Since upgrading to 2.2.8 I have noticed several incidents where an smbd
daemon is sucking down large amounts of CPU pinging back and forth with a
Windows box which seems to be doing printer status queries. This happens mostly
during times of moderate-to-heavy load.
Sometimes killing the daemon breaks the cycle. Sometimes it justs continues
with another daemon.
I _never_ saw this with 2.2.5.
I can find the client IP address using lsof. Looking at the network traffic
between the client and the server using tcpdump, I see a whole lot of very small
packets. Looking at the packets, I see what looks like status queries.
This is a real killer since I now have to monitor the server constantly and kill
these little buggers whenever they pop up. They each tend to eat half a CPU on
a very hefty machine. My load average is hitting 30 when it should never exceed
5. Since I have about 10,000 users scattered all over Campus, and since this is
a random, intermittant problem, I really don't know where to start looking.
Since I have no explicit "lpq cache time" directive in smb.conf, I should be
getting caching with a ten second cache time. Since my "lpq command" is being
invoked many times per second, it appears that caching is not working. In fact,
I can't find any place in the Samba code where caching is done!
One possibly relevant detail is that I am using "disable spoolss = yes" because
I have found the printer driver database to be unreliable when I tried it about
a year ago.
The printer driver stuff has had a lot of work put in to it between 2.2.5 and
2.2.8. If you have the time you might like to investiagate turning on spoolss
Otherwise, some level 10 debug logs and other details (client OS's used, printer
drivers installed) would be great.
Thanks for the quick reply!
I may be able to play with spoolss support some time in the future. The main
problems with it are:
Drivers must be installed via a Windows box. This cannot be automated.

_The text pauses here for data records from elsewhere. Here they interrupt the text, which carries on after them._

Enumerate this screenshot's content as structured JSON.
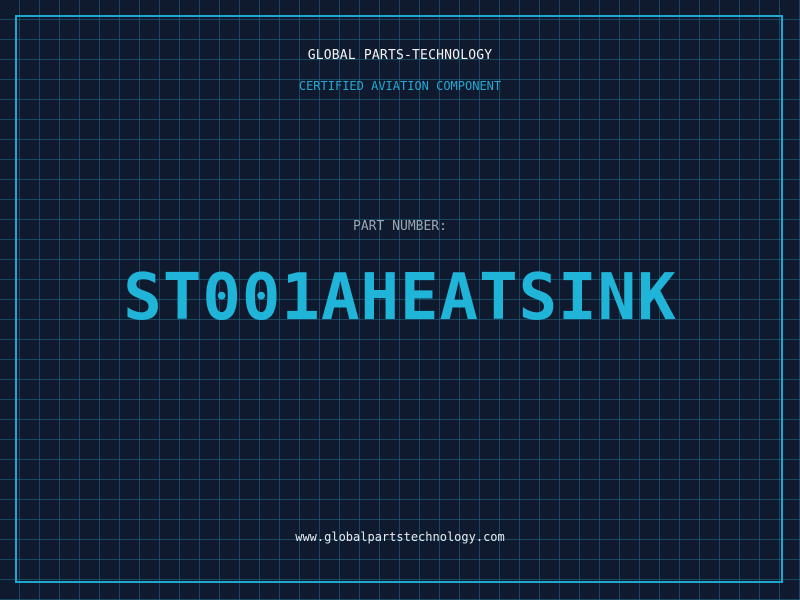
{
  "header": {
    "company": "GLOBAL PARTS-TECHNOLOGY",
    "tagline": "CERTIFIED AVIATION COMPONENT"
  },
  "part": {
    "label": "PART NUMBER:",
    "number": "ST001AHEATSINK"
  },
  "footer": {
    "website": "www.globalpartstechnology.com"
  },
  "colors": {
    "background": "#0f1a2e",
    "grid": "#1e6e8c",
    "accent": "#1fb4d8",
    "frame": "#1ea7cf"
  }
}
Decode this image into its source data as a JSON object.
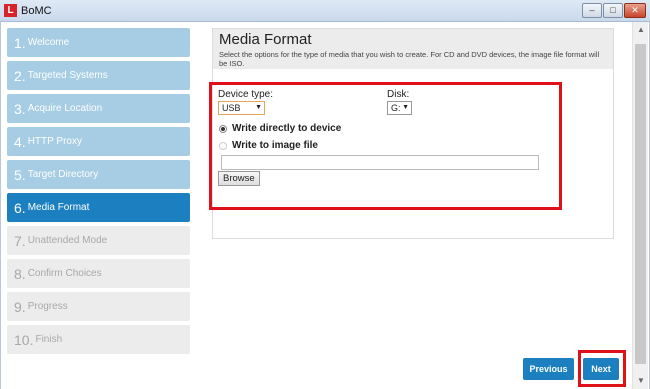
{
  "window": {
    "title": "BoMC",
    "logo_letter": "L",
    "controls": {
      "minimize": "‒",
      "maximize": "□",
      "close": "✕"
    }
  },
  "steps": [
    {
      "num": "1.",
      "label": "Welcome",
      "state": "completed"
    },
    {
      "num": "2.",
      "label": "Targeted Systems",
      "state": "completed"
    },
    {
      "num": "3.",
      "label": "Acquire Location",
      "state": "completed"
    },
    {
      "num": "4.",
      "label": "HTTP Proxy",
      "state": "completed"
    },
    {
      "num": "5.",
      "label": "Target Directory",
      "state": "completed"
    },
    {
      "num": "6.",
      "label": "Media Format",
      "state": "active"
    },
    {
      "num": "7.",
      "label": "Unattended Mode",
      "state": "disabled"
    },
    {
      "num": "8.",
      "label": "Confirm Choices",
      "state": "disabled"
    },
    {
      "num": "9.",
      "label": "Progress",
      "state": "disabled"
    },
    {
      "num": "10.",
      "label": "Finish",
      "state": "disabled"
    }
  ],
  "main": {
    "title": "Media Format",
    "description": "Select the options for the type of media that you wish to create. For CD and DVD devices, the image file format will be ISO.",
    "device_type": {
      "label": "Device type:",
      "value": "USB"
    },
    "disk": {
      "label": "Disk:",
      "value": "G:"
    },
    "options": {
      "write_device": {
        "label": "Write directly to device",
        "checked": true
      },
      "write_image": {
        "label": "Write to image file",
        "checked": false
      }
    },
    "image_path": {
      "value": ""
    },
    "browse_label": "Browse"
  },
  "footer": {
    "previous_label": "Previous",
    "next_label": "Next"
  },
  "colors": {
    "active_step": "#1b7fc0",
    "completed_step": "#a6cde3",
    "disabled_step": "#ececec",
    "highlight": "#e0101a",
    "button": "#1b7fc0"
  }
}
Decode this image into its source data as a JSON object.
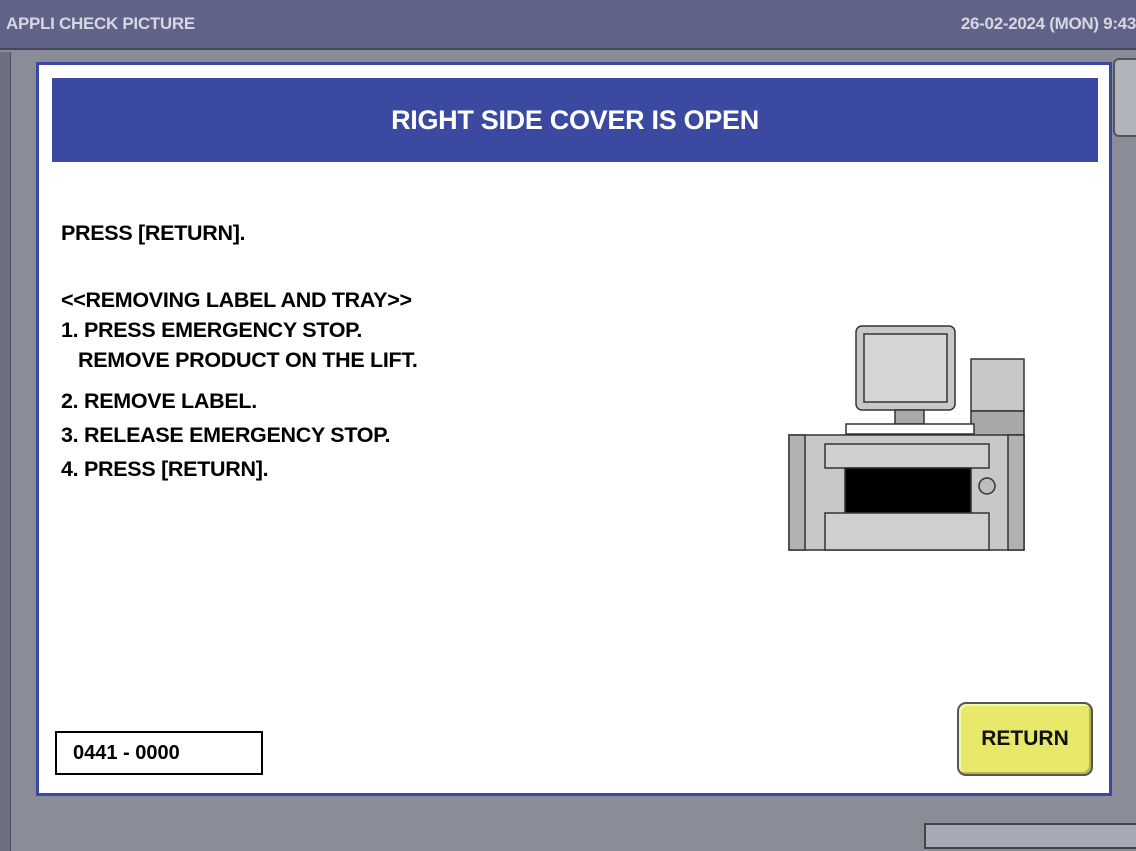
{
  "topbar": {
    "title": "APPLI CHECK PICTURE",
    "datetime": "26-02-2024 (MON)  9:43"
  },
  "dialog": {
    "header": "RIGHT SIDE COVER IS OPEN",
    "lines": [
      "PRESS [RETURN].",
      "<<REMOVING LABEL AND TRAY>>",
      "1. PRESS EMERGENCY STOP.",
      "   REMOVE PRODUCT ON THE LIFT.",
      "2. REMOVE LABEL.",
      "3. RELEASE EMERGENCY STOP.",
      "4. PRESS [RETURN]."
    ],
    "code": "0441 - 0000",
    "return_label": "RETURN"
  },
  "colors": {
    "accent": "#3b4aa0",
    "button": "#e8e86a",
    "topbar": "#5f6387"
  },
  "illustration": "machine-icon"
}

If the Samba driver database gets corrupted, all the drivers have to be
re-installed pointy-clicky manually.
If it is possible to restore the Samba driver database from backup, I
haven't seen anything about it.
But this is not my big problem at the moment.
I can appreciate your desire for level 10 debug logs. I will try to get some.
With a load average of 30, I'm wondering what the effect on my server will be of
setting the debug level to 10.
I'm also guessing that the log will get rather large. What mechanism would you
like me to use to send you the log?
As I was begining this note, my print server melted down, disrupting printing
service for the entire Campus for half an hour.
Created attachment 157 [details]
Samba config file
You asked for some more details (client OS's used, printer drivers installed):
The clients are mostly Win 2K/XP with some 98/ME.
I use the Adobe PostScript driver.
I have attached my smb.conf.
Created attachment 158 [details]
level 10 debug log
I hope this is enough of a snapshot.
The following item in WHATSNEW.txt in 3.0.0rc4 is potentially relevant:
25) Fix coherency bug in print handle/printer object caching code
that could cause XP clients to infinitely loop while updating
their local printer cache.
If I could build 3.0.0rc4 successfully under AIX 4.3.3, my problem might be
solved. But see Bugzilla Bug 526.
I would be happy to patch 2.2.8a, but I can't figure out how to relate the above
"fix" to a change in a particular file. Even using CVS.
I hope I'm not being a pest, but I'm dying here.
We're into our heavy end-of-semester printing season, and this problem is
rearing its ugly head again. I've noticed a couple of additional clues.
First, whenever an smbd process goes whacky, it requires 'kill -9' to get rid of it.
Second, the problem builds up slowly over a period of days. My current survival
strategy is to a) tell everyone to use lpr if at all possible, and b) thoroughly
kill every smbd process and restart Samba once per day.
I've seen this before with 'disable spolss = yes' (which
you have set in your smb.conf I noticed). Check the network
traffic when the smbd starts sucking up CPU time and see
if the client is actually sending data. From you log, it
looks like and Xp client is just continually polling the
printer. You really should revisit the spoolss support in 3.0.1rc2
Sorry, but the 2.2 is not under development any longer.
If you can reproduce this bug against the latest 3.0 release,
please reopen this bug and change the version in the report.